Suite du chef d’oeuvre littéraire « Un pays à l’aube », vrai « grand roman américain » prenant pour cadre historique, politique et social la fin de la Grande Boucherie de 1914-1918, l’épidémie de « grippe espagnole », les premiers mouvements d’émancipation de la cause noire et, point de départ de l’intrigue principale, la tumultueuse grève des policiers de Boston en 1918-1919, « Ils vivent la nuit » se déroule dix ans plus tard mais n’arrive jamais à la cheville du précédent opus: intrigue très simpliste, personnages à peine fouillés, situations rarement crédibles et souvent « clichés » et, loin d’être un détail anecdotique, absence totale de ce souffle épique qui rendait « Un pays… » si prenant, immersif et passionnant. Et toujours avec la « patte » Dennis Lehane.

Pour en avoir discuté avec d’autre lecteurs aussi fans que moi-même du romancier bostonien, je suis loin d’être le seul à avoir été plus que déçu par sa dernière salve.

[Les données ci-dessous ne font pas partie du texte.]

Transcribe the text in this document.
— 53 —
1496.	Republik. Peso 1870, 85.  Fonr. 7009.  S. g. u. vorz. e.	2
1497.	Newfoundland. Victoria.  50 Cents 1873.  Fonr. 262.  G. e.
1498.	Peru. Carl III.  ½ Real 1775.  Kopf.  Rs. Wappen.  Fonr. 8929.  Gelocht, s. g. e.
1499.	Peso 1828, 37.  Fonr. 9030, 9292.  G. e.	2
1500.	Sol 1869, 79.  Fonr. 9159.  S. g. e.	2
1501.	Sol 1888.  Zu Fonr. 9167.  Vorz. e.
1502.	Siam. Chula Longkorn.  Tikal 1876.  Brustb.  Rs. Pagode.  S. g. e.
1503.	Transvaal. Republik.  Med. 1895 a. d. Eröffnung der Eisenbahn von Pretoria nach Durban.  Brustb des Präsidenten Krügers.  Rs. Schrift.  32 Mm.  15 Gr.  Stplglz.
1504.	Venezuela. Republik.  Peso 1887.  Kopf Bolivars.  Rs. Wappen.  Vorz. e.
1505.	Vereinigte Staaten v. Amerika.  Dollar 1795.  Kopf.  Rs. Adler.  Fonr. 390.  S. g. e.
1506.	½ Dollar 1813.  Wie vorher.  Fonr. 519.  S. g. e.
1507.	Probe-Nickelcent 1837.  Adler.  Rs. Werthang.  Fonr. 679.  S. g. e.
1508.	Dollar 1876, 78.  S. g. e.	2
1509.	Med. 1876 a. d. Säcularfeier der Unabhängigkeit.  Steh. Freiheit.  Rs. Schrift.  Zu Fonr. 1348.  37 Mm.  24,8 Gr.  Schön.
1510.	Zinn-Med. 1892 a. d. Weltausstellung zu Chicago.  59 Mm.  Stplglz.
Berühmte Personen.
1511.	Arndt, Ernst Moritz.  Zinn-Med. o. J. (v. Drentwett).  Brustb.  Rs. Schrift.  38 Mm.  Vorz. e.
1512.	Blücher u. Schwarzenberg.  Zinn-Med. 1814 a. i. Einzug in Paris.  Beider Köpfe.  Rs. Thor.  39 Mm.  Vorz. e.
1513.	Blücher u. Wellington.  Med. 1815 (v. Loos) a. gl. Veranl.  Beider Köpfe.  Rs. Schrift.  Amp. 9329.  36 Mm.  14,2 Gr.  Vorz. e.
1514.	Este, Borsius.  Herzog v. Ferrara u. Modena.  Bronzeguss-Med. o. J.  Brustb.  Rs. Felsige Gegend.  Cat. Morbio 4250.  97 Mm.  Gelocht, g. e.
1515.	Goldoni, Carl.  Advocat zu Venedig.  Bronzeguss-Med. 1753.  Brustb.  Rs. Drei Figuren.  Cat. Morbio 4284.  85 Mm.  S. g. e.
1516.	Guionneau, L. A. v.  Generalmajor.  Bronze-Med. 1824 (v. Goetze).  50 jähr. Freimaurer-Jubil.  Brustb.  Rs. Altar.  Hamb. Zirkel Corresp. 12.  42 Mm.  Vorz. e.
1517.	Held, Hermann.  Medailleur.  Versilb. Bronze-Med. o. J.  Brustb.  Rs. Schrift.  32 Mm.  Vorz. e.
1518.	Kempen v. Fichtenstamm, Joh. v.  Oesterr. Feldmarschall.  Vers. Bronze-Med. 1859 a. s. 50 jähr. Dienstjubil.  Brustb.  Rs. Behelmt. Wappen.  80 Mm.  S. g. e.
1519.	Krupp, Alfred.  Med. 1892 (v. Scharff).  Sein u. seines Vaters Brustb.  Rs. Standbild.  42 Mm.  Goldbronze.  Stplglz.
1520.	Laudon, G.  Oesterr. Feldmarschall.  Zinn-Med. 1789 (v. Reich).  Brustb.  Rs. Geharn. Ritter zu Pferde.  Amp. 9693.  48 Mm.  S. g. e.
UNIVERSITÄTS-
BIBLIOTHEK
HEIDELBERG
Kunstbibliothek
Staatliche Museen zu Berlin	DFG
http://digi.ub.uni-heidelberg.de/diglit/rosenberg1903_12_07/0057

Un roman qui, comme l’écrivait justement un internaute, sent mauvais le « livre de commande, assez bâclé ». L’adaptation par Ben Affleck, bien qu’excellent réalisateur de « Gone Baby Gone » ou « The Town » peut, peut-être, lui redonner un peu de chair et d’âme, mais la narration relatée uniquement côté « prohibition » sent aussi le pur produit commercial « film de gangsters hollywoodien »…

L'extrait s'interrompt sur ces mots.